Setelah kandungan kuning telur habis, segera diberi pakan tambahan dari luar. Pakan yang diberikan harus sesuai dengan ukuran bukaan mulutnya. Pakan tambahan yang cocok diberikan adalah pakan alami atau pakan hidup berupa plankton, salah satunya kutu air atau yang lebih dikenal dengan sebutan Daphnia sp. Pemberian pakan lain berupa cacing rambut / cacing sutera / tubifek  dapat diberikan setelah larva berumur 11 hari.Pemberian pakan jenis ini diberikan secara adlibitum (sekenyang-kenyangnya). Jika kesemua pakan diatas tidak tersedia, pemberian kuning telur  yang telah direbus juga dapat diberikan, diberikan pada saat pagi dan sore dengan dosis pemberian 1 butir untuk 5000 ekor larva.

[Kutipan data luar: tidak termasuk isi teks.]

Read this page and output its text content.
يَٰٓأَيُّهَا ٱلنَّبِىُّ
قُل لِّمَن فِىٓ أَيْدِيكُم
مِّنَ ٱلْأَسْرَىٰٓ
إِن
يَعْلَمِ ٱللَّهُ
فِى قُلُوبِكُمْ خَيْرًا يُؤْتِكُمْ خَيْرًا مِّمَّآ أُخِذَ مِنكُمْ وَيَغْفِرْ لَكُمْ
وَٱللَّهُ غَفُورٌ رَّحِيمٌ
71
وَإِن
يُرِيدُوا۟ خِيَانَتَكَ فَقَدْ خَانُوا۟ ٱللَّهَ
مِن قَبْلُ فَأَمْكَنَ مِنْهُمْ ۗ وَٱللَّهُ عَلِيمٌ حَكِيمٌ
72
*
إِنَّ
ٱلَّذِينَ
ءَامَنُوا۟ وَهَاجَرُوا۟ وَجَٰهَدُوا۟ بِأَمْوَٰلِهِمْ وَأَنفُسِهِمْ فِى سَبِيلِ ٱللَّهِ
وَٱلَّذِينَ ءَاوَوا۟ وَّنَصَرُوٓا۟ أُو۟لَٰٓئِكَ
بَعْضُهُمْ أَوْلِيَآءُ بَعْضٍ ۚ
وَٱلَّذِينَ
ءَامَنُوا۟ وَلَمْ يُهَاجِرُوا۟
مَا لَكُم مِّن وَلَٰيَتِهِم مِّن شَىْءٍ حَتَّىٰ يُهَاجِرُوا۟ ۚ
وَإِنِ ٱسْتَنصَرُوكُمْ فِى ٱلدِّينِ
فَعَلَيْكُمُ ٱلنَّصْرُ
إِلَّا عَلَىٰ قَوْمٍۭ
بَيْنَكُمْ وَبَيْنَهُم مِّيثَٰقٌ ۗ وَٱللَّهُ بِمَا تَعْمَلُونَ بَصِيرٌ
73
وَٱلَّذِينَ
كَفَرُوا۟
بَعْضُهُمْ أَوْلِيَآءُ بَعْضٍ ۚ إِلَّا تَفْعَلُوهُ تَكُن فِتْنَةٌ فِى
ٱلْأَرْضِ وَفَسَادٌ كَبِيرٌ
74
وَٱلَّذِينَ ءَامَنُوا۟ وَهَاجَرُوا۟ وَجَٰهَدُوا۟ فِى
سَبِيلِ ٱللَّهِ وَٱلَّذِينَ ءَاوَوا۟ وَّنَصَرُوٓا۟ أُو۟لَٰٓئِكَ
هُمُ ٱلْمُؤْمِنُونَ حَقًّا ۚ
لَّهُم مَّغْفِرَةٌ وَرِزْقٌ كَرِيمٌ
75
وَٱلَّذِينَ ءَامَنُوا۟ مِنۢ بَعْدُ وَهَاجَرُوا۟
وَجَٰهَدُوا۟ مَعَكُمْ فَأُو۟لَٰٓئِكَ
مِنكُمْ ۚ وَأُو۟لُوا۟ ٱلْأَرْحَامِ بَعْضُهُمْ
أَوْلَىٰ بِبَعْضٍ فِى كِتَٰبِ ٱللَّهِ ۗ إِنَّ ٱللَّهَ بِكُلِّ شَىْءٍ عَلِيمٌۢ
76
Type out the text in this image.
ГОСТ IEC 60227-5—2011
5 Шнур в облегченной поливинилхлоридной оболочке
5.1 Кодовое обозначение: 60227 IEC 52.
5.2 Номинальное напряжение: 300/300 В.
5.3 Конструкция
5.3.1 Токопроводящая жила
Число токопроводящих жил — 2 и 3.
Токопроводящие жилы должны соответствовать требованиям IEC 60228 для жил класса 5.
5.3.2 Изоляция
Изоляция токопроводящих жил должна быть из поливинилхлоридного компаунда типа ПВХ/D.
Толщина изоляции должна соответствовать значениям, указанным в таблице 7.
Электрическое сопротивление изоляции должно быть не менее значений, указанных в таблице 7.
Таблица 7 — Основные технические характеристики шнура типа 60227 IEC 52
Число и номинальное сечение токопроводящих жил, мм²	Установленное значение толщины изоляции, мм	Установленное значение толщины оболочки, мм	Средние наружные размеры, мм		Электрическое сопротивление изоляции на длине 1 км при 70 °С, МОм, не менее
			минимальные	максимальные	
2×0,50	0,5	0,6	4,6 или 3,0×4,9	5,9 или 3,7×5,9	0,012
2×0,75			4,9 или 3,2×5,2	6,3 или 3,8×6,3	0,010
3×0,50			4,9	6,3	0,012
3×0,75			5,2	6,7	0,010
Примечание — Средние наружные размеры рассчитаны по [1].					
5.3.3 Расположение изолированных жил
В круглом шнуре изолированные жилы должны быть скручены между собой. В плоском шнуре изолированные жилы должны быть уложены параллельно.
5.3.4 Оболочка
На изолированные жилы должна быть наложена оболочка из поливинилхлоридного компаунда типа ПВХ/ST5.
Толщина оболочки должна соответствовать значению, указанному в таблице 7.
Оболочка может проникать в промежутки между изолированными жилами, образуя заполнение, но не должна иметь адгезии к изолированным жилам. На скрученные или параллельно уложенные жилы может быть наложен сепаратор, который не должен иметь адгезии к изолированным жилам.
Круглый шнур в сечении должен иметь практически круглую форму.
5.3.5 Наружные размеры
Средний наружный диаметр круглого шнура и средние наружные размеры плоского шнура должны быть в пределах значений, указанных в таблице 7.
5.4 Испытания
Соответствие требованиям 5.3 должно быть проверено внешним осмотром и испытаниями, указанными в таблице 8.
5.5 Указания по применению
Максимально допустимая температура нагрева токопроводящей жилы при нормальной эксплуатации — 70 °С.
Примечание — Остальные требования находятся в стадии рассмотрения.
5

Jika umur benih yang dipelihara sudah mencapai # 1 bulan, pakan yang diberikan dapat berupa pellet yang digiling atau di blender dengan dosis 3 – 5 % dari berat total benih yang dipelihara Untuk mendapatkan benih ukuran 5 –  8 cm waktu pemeliharaan yang dibutuhkan adalah selama # 45 hari, untuk mendapatkan benih ukuran 8 – 12 cm waktu pemeliharaan yang dibutuhkan adalah # 60 hari. Jika benih yang kita pelihara sudah mencapai ukuran diatas, benih tersebut siap untuk dibesarkan ke kolam pembesaran.

Hal-hal yang perlu diperlu diperhatikan dalam pemeliharaan benih adalah kualitas air. Adapun kisaran kualitas air yang dianjurkan adalah :
* Suhu                                     = 22 – 30 0C,
* pH                                          = 6.5  - 8.5
* Kandungan oksigen terlarut   = 3 ppm
* Ketinggian air                       = 25 – 30 cm

Penggantian air wadah pemeliharaan mutlak harus dilakukan dengan melihat dari kondisi air yang ada, apabila sudah terlalu pekat dan kotor, maka air harus diganti.
Teknik penggantian air adalah air yang ada dikurangi secara perlahan-lahan, sisakan lebih kurang ¼ nya, kemudian tambahkan air yang baru (juga secara perlahan-lahan) sampai dengan kedalaman air normal.